I haven’t eaten again since. JUST KIDDING. Over the course of my time in Georgia I’ve also consumed pizza, mac n’cheese, fried avocado tacos, sushi, gyoza, and ribs. My third day here I was also able to sneak in a visit to the Georgia Aquarium, which is a magical, magical place. I watched some river otters snoozing, attended a sea lion show, goggled at the massive manta rays, and pet an epaulette shark (10/10 very friendly, would pet again):
However, I’ve occasionally been taking a break from my packed schedule of gluttony and sight-seeing to do some anthropology. On Wednesday, I attended the annual Dental Anthropology Association workshop for the first time. During the first part of the morning, Jim Watson provided an introduction to macrowear, covering the factors that contribute to wear, the development of scoring systems in anthropology, and its utility in reconstructing prehistoric behavior. In turn, the participants provided data for a comparison of the Smith and Scott scoring systems:
Later in the afternoon, Chris Schmidt led the workshop in a discussion of dental microwear. During this second workshop, we were able to test our ability to differentiate “good” and “bad” images:
We finished with a wonderful talk from the University of Michigan’s own Holly Smith, who described the academic trajectory that took her from an early interest in macrowear and diet to her continuing fascination with hominin dental development.

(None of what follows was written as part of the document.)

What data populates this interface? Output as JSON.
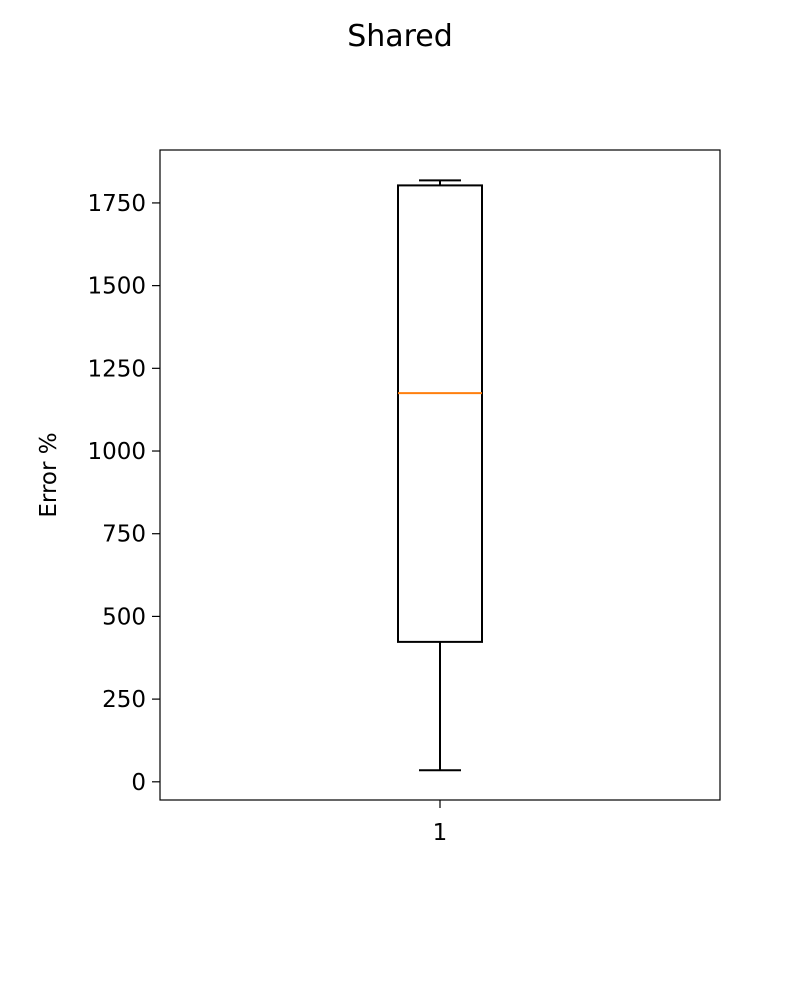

All in all it has been a full week, and it hasn’t ended yet! Tomorrow I will be presenting a poster co-authored with Marta Díaz-Zorita Bonilla in the session Skeletal Biology: Bioarchaeology. I’ll make sure to post a link to the poster on academia.edu after the session. If you’re a blog reader, or an isotope person, or a bioarch person, or simply curious about how many typos a human can find on a poster in a five-minute period, feel free to swing by! Details below:
Session: 31 – Skeletal Biology: Bioarchaeology
Location: Atrium Ballroom A/B
Authors: J.Beck and M. Díaz-Zorita Bonilla
Title: Bodies in motion: Isotopic analyses of mobility and diet at Marroquíes Bajos, Spain.
Time: TECHNICALLY I am supposed to be there from 9:30-10:00am, but I will most likely be attending the R Stats workshop, supporting some of my graduate colleagues. I’ll definitely be there for the evening session, from 4:00-4:45pm.